The Senate President said bad cops should go directly to jail if proven guilty rather than being redeployed in other areas, particularly in Mindanao.
This was supported by Senator Cynthia Villar who said pushups were punishments too light against policemen who committed the serious offense of betrayal of public trust.
“I can understand the frustration of our people hearing about police authorities masterminding kidnapping operations, extortion and summary executions. These are the people who vowed to serve and protect. If the police cannot be trusted, where will our people go?” Villar asked.
Villar said there was merit in the creation of a task force that would investigate and operate against erring cops, pending a formal document stating in detail the scope and composition of the task force.
PNP Chief Ronald Dela Rosa created the Counter-Intelligence Task Force led by Sr. Supt. Jose Chiquito Malayo to go after police officers involved in illegal activities.
It is composed of 100 police personnel from the PNP Special Action Force and the PNP Criminal Investigation and Detection Group.
“We should send a strong signal that these activities will never be condoned and that we will not let a handful destroy the whole of the police organization,” Villar said.
She welcomed the pronouncement of Duterte, saying policemen who use the anti-narcotics drive as a cover for illegal activities wwould be transferred to conflict areas in Mindanao.
“This is letting the public know the administration can also be harsh on police scalawags, not only on perpetrators of illegal drugs.

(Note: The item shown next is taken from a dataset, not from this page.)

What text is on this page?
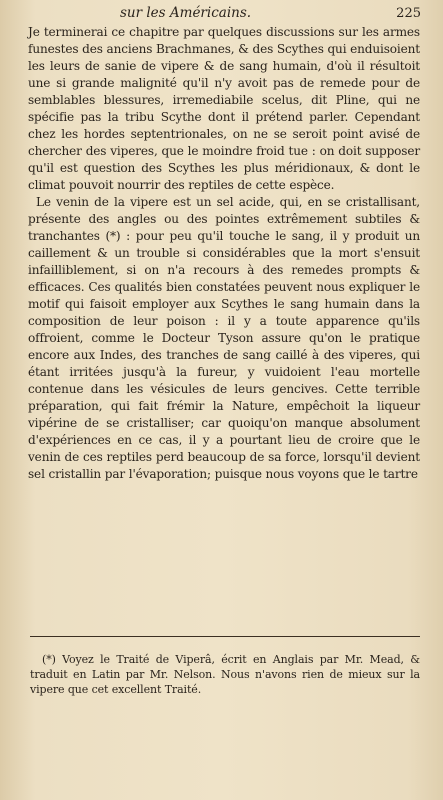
sur les Américains.	225

Je terminerai ce chapitre par quelques discussions sur les armes funestes des anciens Brachmanes, & des Scythes qui enduisoient les leurs de sanie de vipere & de sang humain, d'où il résultoit une si grande malignité qu'il n'y avoit pas de remede pour de semblables blessures, irremediabile scelus, dit Pline, qui ne spécifie pas la tribu Scythe dont il prétend parler. Cependant chez les hordes septentrionales, on ne se seroit point avisé de chercher des viperes, que le moindre froid tue : on doit supposer qu'il est question des Scythes les plus méridionaux, & dont le climat pouvoit nourrir des reptiles de cette espèce.

Le venin de la vipere est un sel acide, qui, en se cristallisant, présente des angles ou des pointes extrêmement subtiles & tranchantes (*) : pour peu qu'il touche le sang, il y produit un caillement & un trouble si considérables que la mort s'ensuit infailliblement, si on n'a recours à des remedes prompts & efficaces. Ces qualités bien constatées peuvent nous expliquer le motif qui faisoit employer aux Scythes le sang humain dans la composition de leur poison : il y a toute apparence qu'ils offroient, comme le Docteur Tyson assure qu'on le pratique encore aux Indes, des tranches de sang caillé à des viperes, qui étant irritées jusqu'à la fureur, y vuidoient l'eau mortelle contenue dans les vésicules de leurs gencives. Cette terrible préparation, qui fait frémir la Nature, empêchoit la liqueur vipérine de se cristalliser; car quoiqu'on manque absolument d'expériences en ce cas, il y a pourtant lieu de croire que le venin de ces reptiles perd beaucoup de sa force, lorsqu'il devient sel cristallin par l'évaporation; puisque nous voyons que le tartre

(*) Voyez le Traité de Viperâ, écrit en Anglais par Mr. Mead, & traduit en Latin par Mr. Nelson. Nous n'avons rien de mieux sur la vipere que cet excellent Traité.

And, certainly, being harsh is not only letting them do pushups,” she said.
To the proposal for scalawag cops from the National Capital Region Police to clear the Pasig River of water lilies, Villar said she would be willing to accept the water lilies as materials for the weaving enterprises of Las Pinas residents.
PNP mounted an internal cleansing drive after several police officers got involved in the kidnapping and killing of Korean businessman Jee Ick-joo.
Oppositicn lawmakers meanwhile urged the Duterte administratiin to take drastic actions against police scalawags and the issue of corruption in the PNP.
Rep. Teddy Baguilat, Jr. said the government’s firm resolve to address the crisis in the PNP would be “crucial” to the Duterte administration’s “survival.”
“Let us remember that the government’s anti-criminality campaign is the bread and.butter of the Duterte administration. That is where they get their high ratings,” Baguilat told a news conference.
“Because of the recent developments, suspension of war against drugs–and yet the response was only push-ups as sanctions–the police lost the public trust. So who is going to make this anti-criminality campaign successful?” he asked.
For his part, Caloocan Rep. Edgar Erice said the administration’s war on drugs emboldened “police criminals.”
Erice said the collateral damage caused by the government’s war on drugs was “irreversible” even as he called on the President to “rethink” the government’s approach.
“What President Duterte must to do now is to fix the mess in the police force. We should rethink (the) war on drugs,” Erice said.
For his part, Northern Samar Rep. Raul Daza laughed at Dela Rosa when the latter publicly ordered Angeles City policemen linked to robbery-extortion of three South Korean tourists to do push-ups.
Daza said the order even seemed to be a “reward.”
“Why punish police with push-ups when they violate the law?” Daza asked.
“Push-ups is a form of exercise for physical fitness. This is as if rewarding them with pushups to make them physically fit,” Daza said.